SINGAPORE - The WTA, the governing body for women's tennis, is considering a plan to set up its own team event.

Women already compete in the Fed Cup, which is run by the ITF (International Tennis Federation) but the WTA is looking at starting up its own tournament.

WTA chief executive Stacey Allaster told a news conference on Saturday that the proposal was still in the early stages but if it went ahead, it would most likely be restricted to the top eight countries and played over five days.

"We are going to go to market and see if the market is really there," Allaster said at the annual State of the Tour address in Singapore. "We haven't decided if we're going to do it. "However, we believe we have a responsibility. I think the demand is there. Others are doing it. If we don't do it, someone else is going to do it. In fact, somebody is doing it."

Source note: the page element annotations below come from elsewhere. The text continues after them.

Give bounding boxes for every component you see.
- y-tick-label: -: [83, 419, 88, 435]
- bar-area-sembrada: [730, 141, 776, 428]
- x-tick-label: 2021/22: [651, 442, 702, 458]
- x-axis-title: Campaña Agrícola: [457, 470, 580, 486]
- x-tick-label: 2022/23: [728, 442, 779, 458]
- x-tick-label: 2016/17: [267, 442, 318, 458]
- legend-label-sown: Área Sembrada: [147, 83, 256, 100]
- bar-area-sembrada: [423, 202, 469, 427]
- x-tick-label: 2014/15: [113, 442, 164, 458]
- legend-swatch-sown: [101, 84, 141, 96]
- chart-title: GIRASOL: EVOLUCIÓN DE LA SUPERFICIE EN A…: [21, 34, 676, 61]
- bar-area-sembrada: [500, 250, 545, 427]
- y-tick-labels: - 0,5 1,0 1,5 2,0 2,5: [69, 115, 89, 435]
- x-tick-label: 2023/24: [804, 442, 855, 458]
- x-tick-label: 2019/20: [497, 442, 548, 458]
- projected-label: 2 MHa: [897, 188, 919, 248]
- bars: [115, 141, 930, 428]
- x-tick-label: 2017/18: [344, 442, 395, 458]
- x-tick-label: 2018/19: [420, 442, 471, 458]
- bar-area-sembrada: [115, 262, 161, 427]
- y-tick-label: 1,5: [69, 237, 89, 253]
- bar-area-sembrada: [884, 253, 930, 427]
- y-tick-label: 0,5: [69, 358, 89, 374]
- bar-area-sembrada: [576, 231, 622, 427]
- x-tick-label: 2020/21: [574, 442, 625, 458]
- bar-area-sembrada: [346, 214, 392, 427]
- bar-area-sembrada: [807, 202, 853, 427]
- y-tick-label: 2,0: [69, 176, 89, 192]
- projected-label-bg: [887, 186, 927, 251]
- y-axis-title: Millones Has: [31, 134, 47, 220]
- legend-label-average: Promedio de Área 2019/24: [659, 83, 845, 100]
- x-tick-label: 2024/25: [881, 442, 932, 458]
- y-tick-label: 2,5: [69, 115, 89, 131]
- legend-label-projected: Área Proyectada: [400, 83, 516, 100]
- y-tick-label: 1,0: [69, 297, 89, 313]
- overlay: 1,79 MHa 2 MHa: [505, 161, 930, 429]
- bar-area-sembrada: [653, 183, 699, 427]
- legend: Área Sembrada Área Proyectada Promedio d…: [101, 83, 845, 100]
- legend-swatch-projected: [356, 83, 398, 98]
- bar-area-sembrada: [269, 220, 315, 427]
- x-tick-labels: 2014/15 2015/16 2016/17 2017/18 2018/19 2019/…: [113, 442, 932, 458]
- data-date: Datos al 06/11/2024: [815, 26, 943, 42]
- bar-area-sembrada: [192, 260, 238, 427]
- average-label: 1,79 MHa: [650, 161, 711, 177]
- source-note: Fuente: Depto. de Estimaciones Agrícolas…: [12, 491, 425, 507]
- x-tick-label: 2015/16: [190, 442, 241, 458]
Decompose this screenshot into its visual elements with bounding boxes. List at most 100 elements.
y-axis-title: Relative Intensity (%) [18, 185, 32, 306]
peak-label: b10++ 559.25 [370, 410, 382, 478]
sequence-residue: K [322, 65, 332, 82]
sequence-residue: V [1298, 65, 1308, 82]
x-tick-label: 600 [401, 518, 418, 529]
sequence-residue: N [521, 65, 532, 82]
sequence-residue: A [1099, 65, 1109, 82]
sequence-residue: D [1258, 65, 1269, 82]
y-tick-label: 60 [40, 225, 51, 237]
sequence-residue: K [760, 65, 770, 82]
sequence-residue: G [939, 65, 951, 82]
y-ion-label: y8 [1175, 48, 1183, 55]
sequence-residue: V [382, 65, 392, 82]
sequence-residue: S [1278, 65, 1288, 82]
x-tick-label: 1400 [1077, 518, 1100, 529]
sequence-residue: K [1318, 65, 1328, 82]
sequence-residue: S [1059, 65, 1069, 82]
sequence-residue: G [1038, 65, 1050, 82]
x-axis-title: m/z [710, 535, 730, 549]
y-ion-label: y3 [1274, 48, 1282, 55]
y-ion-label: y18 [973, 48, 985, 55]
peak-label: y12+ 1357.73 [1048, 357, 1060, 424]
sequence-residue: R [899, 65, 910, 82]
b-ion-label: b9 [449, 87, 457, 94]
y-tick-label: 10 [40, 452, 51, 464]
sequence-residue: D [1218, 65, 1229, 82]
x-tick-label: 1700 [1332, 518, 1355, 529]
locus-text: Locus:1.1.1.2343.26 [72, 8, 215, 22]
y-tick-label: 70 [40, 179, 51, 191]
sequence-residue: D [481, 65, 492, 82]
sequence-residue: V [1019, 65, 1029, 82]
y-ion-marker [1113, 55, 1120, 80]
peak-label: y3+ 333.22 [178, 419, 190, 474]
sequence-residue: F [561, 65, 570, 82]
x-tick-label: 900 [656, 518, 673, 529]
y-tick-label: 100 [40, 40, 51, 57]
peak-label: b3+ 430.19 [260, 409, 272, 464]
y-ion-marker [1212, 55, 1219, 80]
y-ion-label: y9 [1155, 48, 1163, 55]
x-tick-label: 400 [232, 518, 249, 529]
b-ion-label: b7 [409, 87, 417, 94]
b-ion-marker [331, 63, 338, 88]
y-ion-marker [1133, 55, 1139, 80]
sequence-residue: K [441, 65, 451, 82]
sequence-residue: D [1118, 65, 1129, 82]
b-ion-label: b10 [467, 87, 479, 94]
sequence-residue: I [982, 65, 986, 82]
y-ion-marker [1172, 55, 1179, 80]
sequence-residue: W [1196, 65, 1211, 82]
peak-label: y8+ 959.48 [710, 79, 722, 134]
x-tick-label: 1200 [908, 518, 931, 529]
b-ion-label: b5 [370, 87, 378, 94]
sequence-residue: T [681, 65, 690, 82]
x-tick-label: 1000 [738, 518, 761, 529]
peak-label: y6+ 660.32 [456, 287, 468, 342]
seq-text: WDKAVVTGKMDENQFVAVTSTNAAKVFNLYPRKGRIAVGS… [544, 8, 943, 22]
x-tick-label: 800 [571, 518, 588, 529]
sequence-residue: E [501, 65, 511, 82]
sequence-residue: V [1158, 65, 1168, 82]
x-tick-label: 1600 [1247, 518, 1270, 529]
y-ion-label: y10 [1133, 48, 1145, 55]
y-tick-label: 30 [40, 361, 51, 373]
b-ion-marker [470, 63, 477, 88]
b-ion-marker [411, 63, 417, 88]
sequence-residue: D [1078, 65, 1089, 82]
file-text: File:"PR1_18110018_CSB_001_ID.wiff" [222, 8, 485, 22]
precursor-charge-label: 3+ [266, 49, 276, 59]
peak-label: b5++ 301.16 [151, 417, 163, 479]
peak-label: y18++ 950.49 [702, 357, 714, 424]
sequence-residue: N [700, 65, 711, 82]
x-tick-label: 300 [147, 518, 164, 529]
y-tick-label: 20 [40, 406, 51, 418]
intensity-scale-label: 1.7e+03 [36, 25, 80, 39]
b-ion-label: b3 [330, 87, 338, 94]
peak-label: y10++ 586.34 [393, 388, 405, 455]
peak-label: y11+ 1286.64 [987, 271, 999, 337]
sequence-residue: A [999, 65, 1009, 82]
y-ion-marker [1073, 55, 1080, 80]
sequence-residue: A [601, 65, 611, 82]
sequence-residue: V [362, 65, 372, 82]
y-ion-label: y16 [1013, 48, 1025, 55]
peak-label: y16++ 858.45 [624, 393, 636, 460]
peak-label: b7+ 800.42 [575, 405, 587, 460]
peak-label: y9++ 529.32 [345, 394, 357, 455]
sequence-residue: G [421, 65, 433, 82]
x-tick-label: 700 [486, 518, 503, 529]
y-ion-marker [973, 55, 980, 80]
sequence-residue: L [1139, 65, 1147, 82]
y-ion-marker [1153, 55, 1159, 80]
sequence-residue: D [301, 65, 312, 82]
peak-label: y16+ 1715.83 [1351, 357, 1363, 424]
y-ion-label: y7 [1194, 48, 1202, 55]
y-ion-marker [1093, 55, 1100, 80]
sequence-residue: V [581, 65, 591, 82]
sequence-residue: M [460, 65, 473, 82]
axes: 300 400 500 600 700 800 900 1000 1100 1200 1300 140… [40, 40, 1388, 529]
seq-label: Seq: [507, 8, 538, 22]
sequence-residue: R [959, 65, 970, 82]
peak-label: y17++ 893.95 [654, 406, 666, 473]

Allaster said that while there may be some resistance to starting up the tournament, the WTA had a long history of overcoming struggles so had an obligation to at least look at the proposal.

"Our story is inspirational from the original nine, to breaking barriers, equal prize money, coming to Asia, you know, having the courage to do all that," she said.

"I'm sure in 1970 and 1973 it was not comfortable breaking away from tradition. And Billie (Jean King) often says, it's a shame that the players don't own the grand slams. That was one of the biggest mistakes that we've made.

"I don't want to make the same mistake. I think that the WTA owning its own team event, if we think about (golf's) Ryder (Cup), how successful that event is, that would be an amazing asset in the short and the long-term for the WTA."

In a wide ranging address, Allaster also announced the appointment of business executive Micky Lawler as the new WTA president, and spoke about the WTA's huge growth in Asia, particularly China, which will feature 11 WTA events next year.

"Forty per cent of the world's population lives within a seven-hour radius from here, which is really quite amazing," she said.

"We think about the growth, this is where we can have some real exponential growth. But you've got to be in these markets."